Wednesday, January 22, 2014

NO, POLITICO, THE GOP IS NOT ADVOCATING SCHOOL CHOICE "TO WOO MINORITY VOTERS"

This GOP press release disguised as a Politico news article contains quite a few untruths, starting with the title:
GOP touts school choice to woo minority vote
That's simply untrue.
Republicans eager to attract black and Latino voters believe they have hit on an ideal magnet: school choice....

Republicans ... believe school choice can be the fulcrum of their newly reinvigorated effort to woo minority voters, dubbed the Growth and Opportunity Project.
No, Republicans don't believe that. They know better.
... Led by Republican National Committee Chairman Reince Priebus, with high-profile contributions from House Majority Leader Eric Cantor (R-Va.) and Kentucky Sen. Rand Paul (R-Ky.), the GOP is pushing an election-year initiative to talk up school choice at every turn.
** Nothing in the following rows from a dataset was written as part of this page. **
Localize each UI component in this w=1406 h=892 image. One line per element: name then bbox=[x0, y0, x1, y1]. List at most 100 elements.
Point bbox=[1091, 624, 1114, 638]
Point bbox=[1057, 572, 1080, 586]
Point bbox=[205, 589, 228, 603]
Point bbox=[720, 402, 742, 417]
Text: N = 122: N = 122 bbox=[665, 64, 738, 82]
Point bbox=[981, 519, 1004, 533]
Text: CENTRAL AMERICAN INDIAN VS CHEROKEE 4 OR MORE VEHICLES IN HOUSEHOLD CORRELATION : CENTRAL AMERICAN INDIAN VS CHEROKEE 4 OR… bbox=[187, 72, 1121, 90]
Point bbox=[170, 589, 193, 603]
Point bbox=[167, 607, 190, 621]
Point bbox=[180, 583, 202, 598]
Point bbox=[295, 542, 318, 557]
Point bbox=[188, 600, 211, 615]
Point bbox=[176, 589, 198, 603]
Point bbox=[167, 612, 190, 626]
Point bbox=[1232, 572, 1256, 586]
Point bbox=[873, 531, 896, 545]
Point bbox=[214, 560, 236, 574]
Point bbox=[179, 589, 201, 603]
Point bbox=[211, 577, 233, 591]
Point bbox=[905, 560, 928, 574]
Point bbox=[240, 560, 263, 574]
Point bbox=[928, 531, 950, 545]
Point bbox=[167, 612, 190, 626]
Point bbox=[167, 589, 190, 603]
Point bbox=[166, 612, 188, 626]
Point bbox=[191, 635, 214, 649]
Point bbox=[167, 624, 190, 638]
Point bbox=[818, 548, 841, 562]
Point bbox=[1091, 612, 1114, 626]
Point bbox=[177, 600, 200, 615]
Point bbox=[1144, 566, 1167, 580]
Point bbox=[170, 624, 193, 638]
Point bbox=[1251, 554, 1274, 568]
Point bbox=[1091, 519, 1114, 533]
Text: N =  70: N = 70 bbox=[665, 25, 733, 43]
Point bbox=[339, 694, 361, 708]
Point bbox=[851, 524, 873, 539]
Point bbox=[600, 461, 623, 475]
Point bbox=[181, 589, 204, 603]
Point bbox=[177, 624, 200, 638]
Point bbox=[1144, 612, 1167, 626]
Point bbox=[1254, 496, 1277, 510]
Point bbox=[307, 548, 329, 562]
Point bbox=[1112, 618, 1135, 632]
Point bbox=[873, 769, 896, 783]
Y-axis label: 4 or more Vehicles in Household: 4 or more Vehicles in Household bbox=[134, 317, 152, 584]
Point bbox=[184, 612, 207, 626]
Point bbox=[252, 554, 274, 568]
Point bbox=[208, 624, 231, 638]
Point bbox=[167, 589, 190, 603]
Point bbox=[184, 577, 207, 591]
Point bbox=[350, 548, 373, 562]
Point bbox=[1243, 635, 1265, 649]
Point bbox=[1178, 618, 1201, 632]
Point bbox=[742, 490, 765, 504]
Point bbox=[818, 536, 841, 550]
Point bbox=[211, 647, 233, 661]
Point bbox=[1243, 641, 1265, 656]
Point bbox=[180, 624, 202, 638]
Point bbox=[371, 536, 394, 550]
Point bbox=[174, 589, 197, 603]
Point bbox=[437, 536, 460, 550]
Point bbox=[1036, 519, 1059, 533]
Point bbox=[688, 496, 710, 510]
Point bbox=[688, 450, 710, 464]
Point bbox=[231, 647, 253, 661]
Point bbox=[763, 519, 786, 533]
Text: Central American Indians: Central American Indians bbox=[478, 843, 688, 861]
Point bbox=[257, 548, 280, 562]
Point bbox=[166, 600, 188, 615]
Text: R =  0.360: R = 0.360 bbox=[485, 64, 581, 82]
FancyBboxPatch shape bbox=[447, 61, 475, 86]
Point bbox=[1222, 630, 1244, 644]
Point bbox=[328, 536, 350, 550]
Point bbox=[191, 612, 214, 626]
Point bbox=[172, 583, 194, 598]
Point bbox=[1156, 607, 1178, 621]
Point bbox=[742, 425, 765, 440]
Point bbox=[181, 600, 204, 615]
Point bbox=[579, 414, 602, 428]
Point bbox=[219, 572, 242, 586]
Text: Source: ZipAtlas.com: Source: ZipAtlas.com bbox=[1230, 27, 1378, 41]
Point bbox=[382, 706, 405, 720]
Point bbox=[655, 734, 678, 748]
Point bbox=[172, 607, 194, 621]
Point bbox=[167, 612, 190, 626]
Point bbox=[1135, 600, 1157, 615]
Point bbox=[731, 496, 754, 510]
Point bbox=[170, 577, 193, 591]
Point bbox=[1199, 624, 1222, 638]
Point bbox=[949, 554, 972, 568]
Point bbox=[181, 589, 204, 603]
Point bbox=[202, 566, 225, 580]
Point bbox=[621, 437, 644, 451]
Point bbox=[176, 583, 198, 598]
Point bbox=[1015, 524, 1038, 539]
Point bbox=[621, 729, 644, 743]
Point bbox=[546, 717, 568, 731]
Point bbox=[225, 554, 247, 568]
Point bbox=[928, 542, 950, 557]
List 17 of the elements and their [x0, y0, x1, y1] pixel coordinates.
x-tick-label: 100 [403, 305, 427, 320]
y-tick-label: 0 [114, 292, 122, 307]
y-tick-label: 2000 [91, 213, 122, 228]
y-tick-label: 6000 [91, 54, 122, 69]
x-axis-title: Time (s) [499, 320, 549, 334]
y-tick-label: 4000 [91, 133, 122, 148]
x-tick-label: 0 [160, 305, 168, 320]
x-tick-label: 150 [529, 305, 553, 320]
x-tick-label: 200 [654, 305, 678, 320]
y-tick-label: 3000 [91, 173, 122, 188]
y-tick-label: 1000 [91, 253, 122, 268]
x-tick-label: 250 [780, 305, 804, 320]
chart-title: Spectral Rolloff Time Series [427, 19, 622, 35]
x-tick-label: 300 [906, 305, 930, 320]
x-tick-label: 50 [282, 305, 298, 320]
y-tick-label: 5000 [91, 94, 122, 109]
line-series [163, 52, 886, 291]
Calling for more charter schools, vouchers and tax credits to help parents pay private school tuition fits with the party's mantra that the government works best when it gets out of the way and lets the free market flourish. But top strategists say it's more than that: Talking about helping poor minority children softens the GOP's image and lets candidates offer a positive vision instead of forever going on the attack. And unlike immigration reform, school choice is politically safe; there’s no chance of blowback from the tea party.

Plus, the photo ops are great. As the conservative advocacy group FreedomWorks put it in a strategic planning document: "Focus on kids and the future = excellent media opportunity."
Well, now we're getting a bit closer to the truth.
... Even if minority voters aren't entirely won over, [GOP strategist Matthew] Dowd said, GOP candidates still benefit from talking up school choice: "It gives the message to moderate white suburban voters that they're tolerant, they're expansive -- they care."
Ding ding ding ding ding! OK, this is the truth. Or at least a portion of it.

None of this talk is aimed at nonwhite voters -- even Republicans aren't naive enough to think that works. The talk is aimed at conning moderate white voters into believing that Republicans have nothing but minority voters' best interests at heart.

But beyond that, this sort of talk also fires up the base. You know how, every few weeks or so, some Republican grouses about how black voters need to move away from the "liberal plantation" (or "Democrat plantation," or "Democrat [sic] Party plantation")? GOP base voters love that sort of talk, the capper of which is always "Liberals are the real racists!" Evidence of alleged black self-enslavement inevitably includes blacks' reluctance to embrace school vouchers.

Oh, and there's this, quoted in the Politico story from a Hispanic-themed open letter Reince Priebus wrote to fellow Republicans:
"Some Hispanics are sadly stuck in failing schools," Priebus wrote. "But do Democrats stand up and say those kids deserve a shot at attending another school? No, they systematically oppose school choice at every turn, doing the bidding of the teachers unions...."
Ding ding ding ding ding! The push for vouchers is also about curtailing the power of public sector unions, and thus curtailing union funding of Democratic candidates.

Yeah, this crusade has many purposes, but wooing minority voters is not one of them. Politico thinks you're too stupid to realize that.

4 comments:

Victor said...

Well, in all fairness to Politico's well-paid reporters, THEY'RE too stupid to realize that, so why shouldn't they think the public is, too?

If you read Politico often enough, you WILL become more and more stupid and ill-informed.

Peter Janovsky said...

It's a double edged sword even for white voters, because vouchers are very unpopular among them. In fact, I would say that vouchers may be more popular among blacks than whites. But to the extent vouchers may be, they're it's outweighed 99-1 by every single other issue .

But I don't thinktoo strong advocacy for vouchers is a winning issue among whites and the population as a whole, no matter what Grover Norquist might say on Bill Maher about supposed Democratic bigotry against blacks because they oppose DC vouchers.

Dark Avenger said...

Politico: Fox News for people who can read print without moving their lips.

Chris Andersen said...

The gist of the GOP position is that minorities are to dumb to know they are being conned so they need the wonderful Republicans to save them from the evil Democrats.